Welcome Batyi is co-ordinating activities at the hall. He says the number of people sleeping there fluctuates from 350 to 500 people. The number of people in the hall is counted every night when the gates are closed. “The number of mothers remains consistent because they have babies,” said Batyi.
Eight showers are installed outside in addition to the ones at the hall.
Batyi explained that they tried regulating the number of people sheltered at the hall to avoid just any person coming inside and claiming they too had a burnt down shack by introducing a tag system. Each family was given a tag containing a number specifically identifying that family. But the City picked up that there was duplication happening where one number represented more than one family. So then families were belonging to a specific number. Neighbours also had to confirm that the family lost their house in the fire. This too didn't work, so a system with each person's photograph and site number on the card has been introduced. Batyi also mentioned that there are other families still not back from holidays yet whose houses have burnt down.
Stacked up against the wall were multi coloured mattresses, but the number of the mattresses seemed far less than the number of people sleeping in the hall.
The fire victims receive food from various people including community members, organisations and churches. Batyi singled out Reverend Makeni who has consistently provided porridge and coffee in the morning since day one.

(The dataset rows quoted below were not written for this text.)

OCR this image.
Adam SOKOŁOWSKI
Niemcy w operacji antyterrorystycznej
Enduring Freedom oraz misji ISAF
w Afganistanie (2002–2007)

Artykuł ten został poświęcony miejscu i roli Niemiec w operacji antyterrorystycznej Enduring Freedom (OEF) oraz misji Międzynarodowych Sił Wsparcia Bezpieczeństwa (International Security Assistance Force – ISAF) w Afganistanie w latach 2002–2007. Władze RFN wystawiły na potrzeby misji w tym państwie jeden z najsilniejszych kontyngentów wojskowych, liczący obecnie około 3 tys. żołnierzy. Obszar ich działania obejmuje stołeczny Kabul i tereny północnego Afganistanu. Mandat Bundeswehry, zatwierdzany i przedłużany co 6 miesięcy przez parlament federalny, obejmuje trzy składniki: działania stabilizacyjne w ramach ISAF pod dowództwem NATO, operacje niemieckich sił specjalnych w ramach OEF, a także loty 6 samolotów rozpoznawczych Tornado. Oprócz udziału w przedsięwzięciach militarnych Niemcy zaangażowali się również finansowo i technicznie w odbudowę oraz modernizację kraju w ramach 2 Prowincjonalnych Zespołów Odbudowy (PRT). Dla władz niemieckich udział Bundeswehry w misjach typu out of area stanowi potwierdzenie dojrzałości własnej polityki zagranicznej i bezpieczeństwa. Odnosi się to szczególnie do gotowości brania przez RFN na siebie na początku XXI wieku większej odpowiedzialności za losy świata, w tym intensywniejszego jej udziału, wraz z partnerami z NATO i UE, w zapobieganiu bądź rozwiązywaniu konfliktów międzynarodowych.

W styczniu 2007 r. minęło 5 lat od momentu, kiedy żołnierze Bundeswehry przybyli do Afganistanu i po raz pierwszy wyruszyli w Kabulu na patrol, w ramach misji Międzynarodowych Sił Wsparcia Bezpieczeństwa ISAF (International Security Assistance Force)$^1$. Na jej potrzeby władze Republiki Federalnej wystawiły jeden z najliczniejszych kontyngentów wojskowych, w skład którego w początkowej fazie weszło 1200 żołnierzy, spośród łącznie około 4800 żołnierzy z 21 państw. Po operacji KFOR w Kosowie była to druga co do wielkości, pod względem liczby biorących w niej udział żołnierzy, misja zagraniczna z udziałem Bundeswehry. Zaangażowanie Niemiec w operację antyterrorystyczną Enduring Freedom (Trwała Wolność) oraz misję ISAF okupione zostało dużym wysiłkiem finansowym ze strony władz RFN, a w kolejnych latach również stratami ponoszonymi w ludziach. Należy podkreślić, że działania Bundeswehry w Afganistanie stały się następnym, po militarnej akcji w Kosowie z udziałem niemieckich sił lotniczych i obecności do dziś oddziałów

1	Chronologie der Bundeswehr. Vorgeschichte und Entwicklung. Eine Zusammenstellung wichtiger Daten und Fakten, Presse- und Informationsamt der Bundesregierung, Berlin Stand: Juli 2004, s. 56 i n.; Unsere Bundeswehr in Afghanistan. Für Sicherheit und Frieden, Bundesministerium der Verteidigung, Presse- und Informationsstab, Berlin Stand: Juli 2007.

According to Batyi the Premier Helen Zille and Mayor Patricia De Lille visited. They explained to the people that they have consulted with Disaster Management and have identified a place in Mfuleni where they would be placed in temporary housing facilities. Batyi said that community members agreed, but he was not sure when this would take place.
“Not everything is running as smoothly as we would like," he explained. "The young boys keep the elders from sleeping at night by playing music and chasing after girls. We even had to enforce a rule that at 11pm there should be no more movement." Batyi explained that once the gates close at 9pm the only people who can come in are people who work in restaurants and return in the early hours of the morning.

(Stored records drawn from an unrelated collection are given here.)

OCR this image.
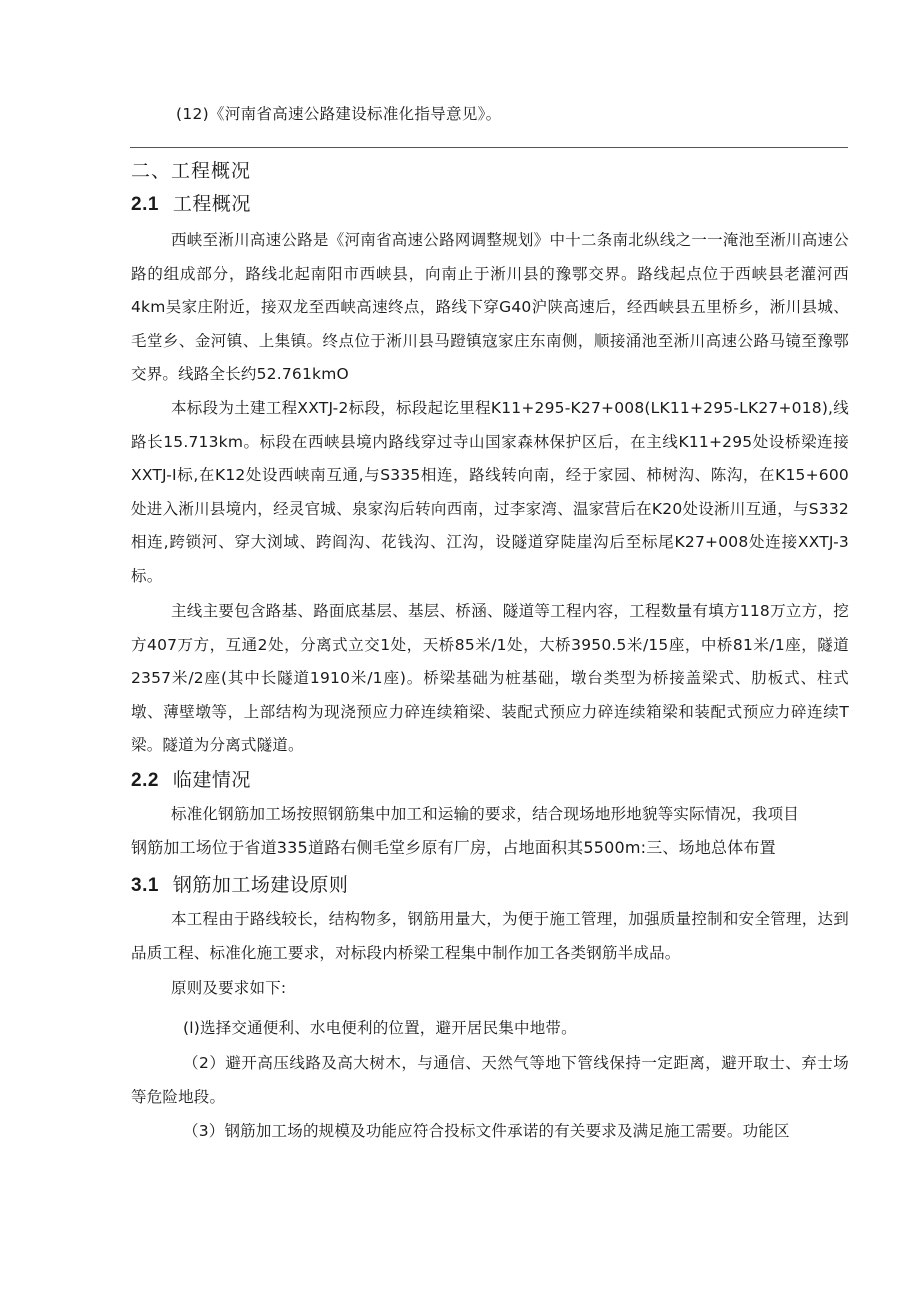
(12)《河南省高速公路建设标准化指导意见》。
二、工程概况
2.1 工程概况
西峡至淅川高速公路是《河南省高速公路网调整规划》中十二条南北纵线之一一淹池至淅川高速公路的组成部分，路线北起南阳市西峡县，向南止于淅川县的豫鄂交界。路线起点位于西峡县老灌河西4km吴家庄附近，接双龙至西峡高速终点，路线下穿G40沪陕高速后，经西峡县五里桥乡，淅川县城、毛堂乡、金河镇、上集镇。终点位于淅川县马蹬镇寇家庄东南侧，顺接涌池至淅川高速公路马镜至豫鄂交界。线路全长约52.761kmO
本标段为土建工程XXTJ-2标段，标段起讫里程K11+295-K27+008(LK11+295-LK27+018),线路长15.713km。标段在西峡县境内路线穿过寺山国家森林保护区后，在主线K11+295处设桥梁连接XXTJ-I标,在K12处设西峡南互通,与S335相连，路线转向南，经于家园、柿树沟、陈沟，在K15+600处进入淅川县境内，经灵官城、泉家沟后转向西南，过李家湾、温家营后在K20处设淅川互通，与S332相连,跨锁河、穿大浏域、跨阎沟、花钱沟、江沟，设隧道穿陡崖沟后至标尾K27+008处连接XXTJ-3标。
主线主要包含路基、路面底基层、基层、桥涵、隧道等工程内容，工程数量有填方118万立方，挖方407万方，互通2处，分离式立交1处，天桥85米/1处，大桥3950.5米/15座，中桥81米/1座，隧道2357米/2座(其中长隧道1910米/1座)。桥梁基础为桩基础，墩台类型为桥接盖梁式、肋板式、柱式墩、薄壁墩等，上部结构为现浇预应力碎连续箱梁、装配式预应力碎连续箱梁和装配式预应力碎连续T梁。隧道为分离式隧道。
2.2 临建情况
标准化钢筋加工场按照钢筋集中加工和运输的要求，结合现场地形地貌等实际情况，我项目
钢筋加工场位于省道335道路右侧毛堂乡原有厂房，占地面积其5500m:三、场地总体布置
3.1 钢筋加工场建设原则
本工程由于路线较长，结构物多，钢筋用量大，为便于施工管理，加强质量控制和安全管理，达到品质工程、标准化施工要求，对标段内桥梁工程集中制作加工各类钢筋半成品。
原则及要求如下:
(l)选择交通便利、水电便利的位置，避开居民集中地带。
（2）避开高压线路及高大树木，与通信、天然气等地下管线保持一定距离，避开取士、弃士场等危险地段。
（3）钢筋加工场的规模及功能应符合投标文件承诺的有关要求及满足施工需要。功能区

Home Affairs has also replaced identity documents and birth certificates lost in the fire. The department set up a mobile office in the hall for two days that remained open till late.
Fourty five year old Babalwa Ndesana has been staying in the BM section in Khayelithsha for twelve years. She could only save her TV and bed before losing everything else in the fire. She said conditions in the hall were not good at all as they didn’t wash. She complained that sometimes the food was not cooked properly and the juices they get are expired.

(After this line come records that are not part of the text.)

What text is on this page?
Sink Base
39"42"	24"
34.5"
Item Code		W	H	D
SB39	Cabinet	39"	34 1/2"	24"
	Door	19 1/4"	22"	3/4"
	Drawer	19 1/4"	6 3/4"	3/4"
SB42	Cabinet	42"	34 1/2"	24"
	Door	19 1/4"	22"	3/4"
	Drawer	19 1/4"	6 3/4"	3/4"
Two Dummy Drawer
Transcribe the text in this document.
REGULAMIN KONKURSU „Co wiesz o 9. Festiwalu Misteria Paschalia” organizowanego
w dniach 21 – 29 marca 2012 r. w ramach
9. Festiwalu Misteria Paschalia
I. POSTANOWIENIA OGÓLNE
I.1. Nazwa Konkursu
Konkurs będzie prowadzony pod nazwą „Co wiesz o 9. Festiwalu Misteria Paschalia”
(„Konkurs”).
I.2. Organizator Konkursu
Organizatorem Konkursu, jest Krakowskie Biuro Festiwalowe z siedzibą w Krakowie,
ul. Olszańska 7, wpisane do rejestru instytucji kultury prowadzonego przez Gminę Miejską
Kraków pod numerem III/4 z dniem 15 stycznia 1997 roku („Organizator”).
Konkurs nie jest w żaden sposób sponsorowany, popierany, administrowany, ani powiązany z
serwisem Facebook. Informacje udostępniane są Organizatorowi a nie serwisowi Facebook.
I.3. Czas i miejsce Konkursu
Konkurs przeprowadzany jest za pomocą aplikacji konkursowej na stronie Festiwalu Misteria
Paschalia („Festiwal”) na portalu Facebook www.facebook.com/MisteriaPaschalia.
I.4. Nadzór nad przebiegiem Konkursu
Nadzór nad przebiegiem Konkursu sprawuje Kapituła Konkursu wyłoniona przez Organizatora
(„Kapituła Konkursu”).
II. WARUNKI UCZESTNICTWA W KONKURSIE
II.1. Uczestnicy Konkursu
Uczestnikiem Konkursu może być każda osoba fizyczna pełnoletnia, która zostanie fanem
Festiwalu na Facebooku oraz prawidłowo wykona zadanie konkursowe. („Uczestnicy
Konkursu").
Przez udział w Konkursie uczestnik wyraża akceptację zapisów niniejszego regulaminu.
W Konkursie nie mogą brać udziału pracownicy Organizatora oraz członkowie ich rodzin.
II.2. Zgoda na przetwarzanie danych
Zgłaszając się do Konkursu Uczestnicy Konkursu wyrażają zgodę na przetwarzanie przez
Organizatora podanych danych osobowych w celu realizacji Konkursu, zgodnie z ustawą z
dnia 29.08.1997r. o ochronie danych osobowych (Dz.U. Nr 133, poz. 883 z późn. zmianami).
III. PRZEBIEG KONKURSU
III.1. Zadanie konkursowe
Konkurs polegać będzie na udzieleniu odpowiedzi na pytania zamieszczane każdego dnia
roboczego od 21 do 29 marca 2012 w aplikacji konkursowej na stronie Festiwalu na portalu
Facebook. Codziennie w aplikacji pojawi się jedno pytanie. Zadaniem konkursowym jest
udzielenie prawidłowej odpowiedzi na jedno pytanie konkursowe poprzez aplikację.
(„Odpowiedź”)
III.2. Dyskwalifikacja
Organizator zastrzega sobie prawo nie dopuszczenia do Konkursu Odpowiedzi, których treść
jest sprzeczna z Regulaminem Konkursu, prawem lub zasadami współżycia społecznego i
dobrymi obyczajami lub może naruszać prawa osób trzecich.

Ndesana also said that the young boys run around at night chasing girls. She said that one mother woke to find that her fifteen year old daughter was not lying next to her in the morning but next to a boy. As a result the mother said she was going to take her daughter to the clinic for family planning. Ndesana also explained that they still have not received any clothing items that were donated to them. Instead the items are taken to the fire station nearby and they are told that they can’t be given the clothes now because they have nowhere to store them.